Original Release: Activision / 2005 / Gamecube, PS2, Xbox, Xbox 360
Other Releases: Mobile (2005), PC (2006)
The sixth Tony Hawk game is the first with a real open world element
Tony Hawk’s American Wasteland (Gamecube, Activision, 2005)
Where to Buy: Play-Asia
How to Emulate: coming soon!
Review by: C. M0use
American Wasteland was an attempt to blend the long-running Tony Hawk series with a Grand Theft Auto style, something that was toyed with a tad in the two prior Underground games but not to this level with a big open world replica of Los Angeles.
The setup is that you pick from one of five Midwestern character models who hop the bus from Farmville with a plan to move to the city and become a skateboarding legend. Sadly, our goofus character gets mugged literally right off the bus. Fortunately, some chubby skater girl with fat tatas happens to be hanging around and decides to give our poor goober all sorts of assistance in getting on his feet. This means a whirlwind tour of meeting the local skaters, learning new tricks and techniques, and eventually a quest to help revive a neglected skate park by both convincing big-name pro skaters to be in your skate video and also stealing random city landmarks for decorations and furniture.
If you’re new to the Tony Hawk games, as I was, the biggest obstacle to initial enjoyment is that the game is fussy about how you land from jumps and tricks and such (an arrow-balancing mechanic that the game never bothers to explain, more on that later). Until you come to grips with that, it’s more like Tony Hawk’s Falling and Bleeding Simulator. This is supposed to be one of the easiest entries in the whole series, but if you come in cold it’s rather opaque and you just fall over doing literally anything (not helped by Crazy Taxi-esque movement and camera system that is far from without jank).
But it turns out there is a little method to the madness here, as your character starts without anything but the most basic moves and must learn everything gradually as part of tutorial missions attached to the story mode. This puts the game in a weird space where it’s apparently too easy for series veterans (judging by online reviews and complaints), but it ends up being inexplicable to newcomers as the Tutorials really don’t Tutorial very well.
The tutorials generally explain the button combos for a move but not some key added element that it won’t work without. You get a good example of this right at the beginning. One of the first things you’re taught is a “manual”, or skidding along on two wheels for a while. This is where that mysterious two-arrow bar rears its head again; what are you supposed to do with it? Keep it in the middle? Keep it in the green? You generally either fall or stop before you can get useful data from experimenting with it. I had to stop the game and go look it up online, turns out you’re supposed to keep it in the middle, and you also really need to transition to the D-pad while it’s on-screen for the precision you need to not overcorrect.
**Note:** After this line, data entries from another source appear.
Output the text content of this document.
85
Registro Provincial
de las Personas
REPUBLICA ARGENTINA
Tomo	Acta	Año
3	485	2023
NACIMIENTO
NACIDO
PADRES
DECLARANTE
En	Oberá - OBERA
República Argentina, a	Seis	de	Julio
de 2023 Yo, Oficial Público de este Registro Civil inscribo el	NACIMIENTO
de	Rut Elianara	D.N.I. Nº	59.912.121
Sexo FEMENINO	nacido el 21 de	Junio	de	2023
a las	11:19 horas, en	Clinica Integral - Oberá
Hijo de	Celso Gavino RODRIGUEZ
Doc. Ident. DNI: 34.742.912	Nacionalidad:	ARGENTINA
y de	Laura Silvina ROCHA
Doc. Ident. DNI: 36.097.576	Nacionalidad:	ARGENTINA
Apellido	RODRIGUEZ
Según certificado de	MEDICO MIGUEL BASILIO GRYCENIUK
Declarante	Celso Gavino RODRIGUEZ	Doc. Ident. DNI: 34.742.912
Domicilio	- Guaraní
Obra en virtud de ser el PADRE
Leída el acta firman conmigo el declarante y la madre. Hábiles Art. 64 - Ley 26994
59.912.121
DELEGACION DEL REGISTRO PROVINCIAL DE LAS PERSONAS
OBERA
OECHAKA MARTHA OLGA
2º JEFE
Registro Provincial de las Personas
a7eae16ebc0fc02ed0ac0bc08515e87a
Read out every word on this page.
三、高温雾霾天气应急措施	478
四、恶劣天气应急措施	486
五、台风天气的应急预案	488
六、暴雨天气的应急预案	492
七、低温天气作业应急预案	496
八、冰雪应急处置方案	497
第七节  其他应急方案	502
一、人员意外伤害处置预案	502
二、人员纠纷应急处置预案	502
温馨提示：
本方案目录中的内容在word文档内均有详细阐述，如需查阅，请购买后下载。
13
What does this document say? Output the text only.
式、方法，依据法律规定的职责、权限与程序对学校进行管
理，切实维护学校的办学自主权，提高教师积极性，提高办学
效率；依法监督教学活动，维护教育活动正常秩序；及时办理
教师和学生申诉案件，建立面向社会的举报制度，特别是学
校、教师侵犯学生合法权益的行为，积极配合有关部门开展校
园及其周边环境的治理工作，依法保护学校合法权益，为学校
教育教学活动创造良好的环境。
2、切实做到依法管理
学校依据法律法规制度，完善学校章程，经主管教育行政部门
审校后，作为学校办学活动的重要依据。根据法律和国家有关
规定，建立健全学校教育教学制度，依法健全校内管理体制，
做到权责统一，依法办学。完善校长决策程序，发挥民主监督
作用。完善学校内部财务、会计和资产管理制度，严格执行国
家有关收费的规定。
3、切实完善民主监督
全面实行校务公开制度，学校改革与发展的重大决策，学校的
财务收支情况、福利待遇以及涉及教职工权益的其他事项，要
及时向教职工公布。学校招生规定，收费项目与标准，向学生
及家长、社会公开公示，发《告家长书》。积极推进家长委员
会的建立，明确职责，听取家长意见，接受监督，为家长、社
The game doesn’t even mention that this thing exists, it just throws it up in your face and lets you figure it out.
The next one, the “revert”, was a showstopper for me though. This should be a simple matter of riding up a quarter pipe and then back down; the problem is, your character only moves at a Casual Cunt pace and I couldn’t figure out what button makes him kick his damn foot and accelerate to get enough speed to actually ride up the ramp far enough. Like, I couldn’t even find an explanation of this online. There’s a smaller ramp immediately behind you, but you don’t carry momentum between the two. So that was the end of the story mode for me for awhile.
But all this is OK, because my MO with open world games is almost always to put the story off as long as possible and just wander around pushing the boundaries as far as I can. The problem here is that Sim LA has little to do and doesn’t turn out to actually be that big (more like whirlwind tour of LA tourist areas instead of San Andreas). You can tag a few spots with some guy for some quick cash, you can find an occasional hobo who will pay you to jerk off to you doing some specific move for him (which you probably don’t know yet), you can find a few exciting things to jump off of, and you can buy new shoes. That appears to be about it. It’s also not a true “open world” in even the GTA 3-ian sense, it’s clearly self-contained little nodes linked together by loading tunnels.
At this point I decided the game raising my blood pressure with some series of moves that it only half-explains how to do was not good for me and called it a review. This one is for people like me who aren’t into skateboarding, generally aren’t into these games and are wondering if this has anything to offer with its “open world” style – it doesn’t. The funny thing is, complaints from series fans are about this same structure but in the opposite direction; they resent being dragged through tutorials of moves they already know from previous games and found the whole enterprise just too slow and stifling.